Odysseus and His Personal Growth
Throughout the Odyssey
By Sam Stubbins
The Odyssey, written by Homer, is the story of Odysseus and how he faced misfortune in his attempts to return home after the Trojan war. From these misfortunes he learned to be a better man and became able to regain his place in his homeland of Ithaca.
During his journeys Odysseus often makes the mistake of lingering around longer than necessary so that he can boast to his enemies but learns that doing so gives his opposition a chance to seek retribution against him. After leaving Troy Odysseus attacks the land of the Cicones. Instead of leaving after his victory, he stays to celebrate until a force is rallied against him and he must flee with many casualties. Afterwards Odysseus and his crew land on the island of the Cyclops. They are attacked and some are eaten by Polyphemus. After intoxicating the great Cyclops, Odysseus and his men blind the monster with a heated spear. The men could have made an escape without incident but Odysseus mocked Polyphemus and shouted out his real name, when before Odysseus had told him that his name was “Noman.” With this new information Polyphemus prays to his father Poseidon to have Odysseus and his men punished. Having angered Poseidon, they must wander throughout the sea slowly dying one by one. Odysseus learns that bragging can have ill effects and uses this knowledge on the island of the Phaecians and Ithaca when he does not openly boast of his deeds and his journeys.
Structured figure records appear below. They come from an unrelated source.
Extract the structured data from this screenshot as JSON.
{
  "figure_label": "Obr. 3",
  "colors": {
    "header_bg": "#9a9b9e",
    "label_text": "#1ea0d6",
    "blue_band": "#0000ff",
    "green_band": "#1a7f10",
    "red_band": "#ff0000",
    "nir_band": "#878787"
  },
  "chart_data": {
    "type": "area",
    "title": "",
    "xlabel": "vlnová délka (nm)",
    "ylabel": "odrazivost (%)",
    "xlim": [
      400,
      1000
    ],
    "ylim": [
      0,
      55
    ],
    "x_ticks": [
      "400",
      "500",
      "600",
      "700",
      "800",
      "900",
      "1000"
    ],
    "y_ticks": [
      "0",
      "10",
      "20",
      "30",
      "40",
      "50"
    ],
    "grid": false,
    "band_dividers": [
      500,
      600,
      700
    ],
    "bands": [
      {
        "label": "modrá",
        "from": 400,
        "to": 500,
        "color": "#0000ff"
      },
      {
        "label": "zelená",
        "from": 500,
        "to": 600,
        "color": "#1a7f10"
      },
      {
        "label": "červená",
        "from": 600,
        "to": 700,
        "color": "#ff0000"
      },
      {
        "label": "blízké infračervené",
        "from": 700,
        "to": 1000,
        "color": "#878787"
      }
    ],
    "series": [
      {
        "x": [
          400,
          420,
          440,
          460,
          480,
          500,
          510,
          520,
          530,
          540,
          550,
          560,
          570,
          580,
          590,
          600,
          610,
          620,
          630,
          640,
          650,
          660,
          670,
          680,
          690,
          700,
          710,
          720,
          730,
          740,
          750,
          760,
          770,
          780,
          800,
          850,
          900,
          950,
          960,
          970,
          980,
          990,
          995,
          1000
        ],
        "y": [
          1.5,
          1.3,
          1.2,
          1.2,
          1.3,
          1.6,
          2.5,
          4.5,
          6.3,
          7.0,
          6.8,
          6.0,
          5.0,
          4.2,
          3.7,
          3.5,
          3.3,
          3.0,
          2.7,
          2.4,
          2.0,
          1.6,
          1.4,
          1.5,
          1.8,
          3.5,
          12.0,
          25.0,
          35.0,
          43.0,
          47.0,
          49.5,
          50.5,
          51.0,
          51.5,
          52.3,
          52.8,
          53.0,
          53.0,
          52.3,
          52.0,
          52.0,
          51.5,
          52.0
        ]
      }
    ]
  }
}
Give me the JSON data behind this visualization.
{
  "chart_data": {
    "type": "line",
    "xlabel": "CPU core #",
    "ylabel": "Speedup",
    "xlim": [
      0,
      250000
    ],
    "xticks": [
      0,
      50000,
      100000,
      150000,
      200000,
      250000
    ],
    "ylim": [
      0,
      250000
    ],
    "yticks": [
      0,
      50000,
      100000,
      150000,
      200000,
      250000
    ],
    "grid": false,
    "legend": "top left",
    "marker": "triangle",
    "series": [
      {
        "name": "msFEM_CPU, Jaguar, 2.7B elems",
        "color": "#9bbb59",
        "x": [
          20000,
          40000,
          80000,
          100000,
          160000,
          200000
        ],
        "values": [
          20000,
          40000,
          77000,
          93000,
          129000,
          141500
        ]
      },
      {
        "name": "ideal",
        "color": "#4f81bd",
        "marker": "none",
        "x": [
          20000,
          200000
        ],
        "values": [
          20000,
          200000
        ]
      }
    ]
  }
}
Odysseus also learns to pay close attention to the instructions of the gods, or he might have to face a terrible price. When Odysseus and his crew landed at the island of Aeolus, they were given a parting gift that would have helped them greatly if they had paid heed to the warnings of Aeolus. He gave Odysseus a bag full of the bad winds that would keep them from their home of Ithaca. Odysseus and his crew were in sight of the homeland they had waited so long to see, when a band of rebel crewmen opened the bag creating a great gale that blew them back to Aeolus. When Aeolus saw this he believed that Odysseus was cursed and banished him from the island. This is not the only time Odysseus was betrayed by his men and suffered a great price. When they landed on the island of Hyperion, bad winds prevented them from leaving. Food soon became low; and when Odysseus fell asleep, the crew killed the cows of Hyperion against numerous warnings. Hyperion was infuriated to see this and has Zeus kill all of Odysseus’ in a great storm. Throughout these journeys Odysseus learns that the gods must be respected in order for any man to succeed.
During his journey Odysseus uses what he has learned from his mistakes to return home and kill the suitors. On the island of the Cicones, and with his encounter with Polyphemus, Odysseus learns that bragging can bring damaging circumstances. On Ithaca Odysseus never brags to the suitors and is able to enter his house without the suitors knowing his real identity. He takes the punishment of Antinous and the other suitors without saying a word and is able to observe those who have invaded his home. Odysseus is able to see who is loyal and who is not and take his revenge with the suitors never knowing who he was until the final moment. Odysseus also learns to respect the gods. When he landed on Aeaea, the island of Circe, he follows the instructions given to him by Hermes so that he can overcome Circe and free his men. Odysseus follows the instructions that Circe had given him very closely; entering and leaving Hades without misfortune and using wax in the ears of his crew to pass the Sirens. Odysseus becomes a better man through his journeys and is able to return to his homeland to restore his name.
Throughout his wanderings for home, Odysseus becomes a humbler and more respectful man. The once boastful man learns that his bragging can bring people against him, and is quieter than before he left for Troy. He also learns that the immortal gods of Olympus can be merciful and bring great prosperity, but they also punish those that disobey their wishes. Every time Odysseus has not been respectful he has been severely punished and his trip home delayed. Out of this great tragedy he has become a greater man to regain his kingdom and live a long life.